Wenn diese Teile auf Personen treffen, entstehen schwere Verletzungen. Deswegen müssen Personen, die die Maschine bedienen, den Risikobereich meiden. Auch ist es offensichtlich, dass Mitarbeiter an benachbarten Arbeitsplätzen oder auf nahegelegenen Verkehrswegen besonders gefährdet sind. Um dieser Gefährdung entgegenzuwirken, bietet es sich an, Prallschutzwände im Risikobereich einzusetzen. Solche Prallschutzwände sind üblicherweise aus Holz oder Spanplatten gefertigt.

Die Poly-Sel GmbH hat bei ihrer neuen Prallschutzwand auf Plexiglas gesetzt. Die Wand befindet sich in einem Stahlrahmen, der verfahrbar ist und somit den örtlichen Gegebenheiten entsprechend aufgestellt werden kann.

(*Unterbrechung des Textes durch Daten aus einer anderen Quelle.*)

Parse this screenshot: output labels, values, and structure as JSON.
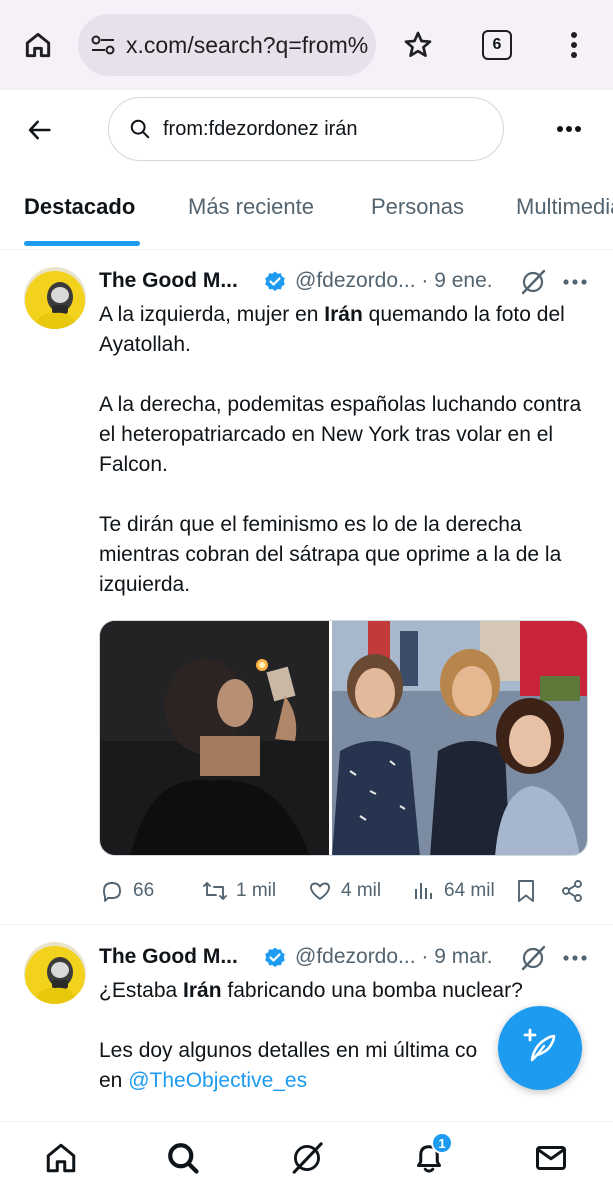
{
  "browser": {
    "url": "x.com/search?q=from%",
    "tab_count": "6"
  },
  "search": {
    "query": "from:fdezordonez irán"
  },
  "tabs": [
    {
      "label": "Destacado"
    },
    {
      "label": "Más reciente"
    },
    {
      "label": "Personas"
    },
    {
      "label": "Multimedia"
    }
  ],
  "tweets": [
    {
      "name": "The Good M...",
      "handle": "@fdezordo...",
      "date": "· 9 ene.",
      "text": {
        "p1_pre": "A la izquierda, mujer en ",
        "p1_bold": "Irán",
        "p1_post": " quemando la foto del Ayatollah.",
        "p2": "A la derecha, podemitas españolas luchando contra el heteropatriarcado en New York tras volar en el Falcon.",
        "p3": "Te dirán que el feminismo es lo de la derecha mientras cobran del sátrapa que oprime a la de la izquierda."
      },
      "stats": {
        "replies": "66",
        "reposts": "1 mil",
        "likes": "4 mil",
        "views": "64 mil"
      }
    },
    {
      "name": "The Good M...",
      "handle": "@fdezordo...",
      "date": "· 9 mar.",
      "text": {
        "p1_pre": "¿Estaba ",
        "p1_bold": "Irán",
        "p1_post": " fabricando una bomba nuclear?",
        "p2": "Les doy algunos detalles en mi última co",
        "p3_pre": "en ",
        "mention": "@TheObjective_es"
      }
    }
  ],
  "notifications_badge": "1",
  "colors": {
    "accent": "#1d9bf0",
    "text": "#0f1419",
    "secondary": "#536471",
    "chrome_bg": "#f6f1f8"
  }
}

Die hier vorgestellte Prallschutzwand aus durchsichtigem Kunststoffmaterial bietet zuverlässigen Schutz gegen wegfliegende Teile an Holzbearbeitungsmaschinen. Anders als bei sonst üblichen Materialien wird weder die Sicht des Maschinenbedieners noch die Sicht der Mitarbeiter an benachbarten Arbeitsplätzen eingeschränkt. Auch lässt diese Wand einen positiven Effekt auf die Lichtverhältnisse im jeweiligen Arbeitsbereich erwarten. Dies beeinflusst die Akzeptanz dieser Schutzvorrichtung positiv.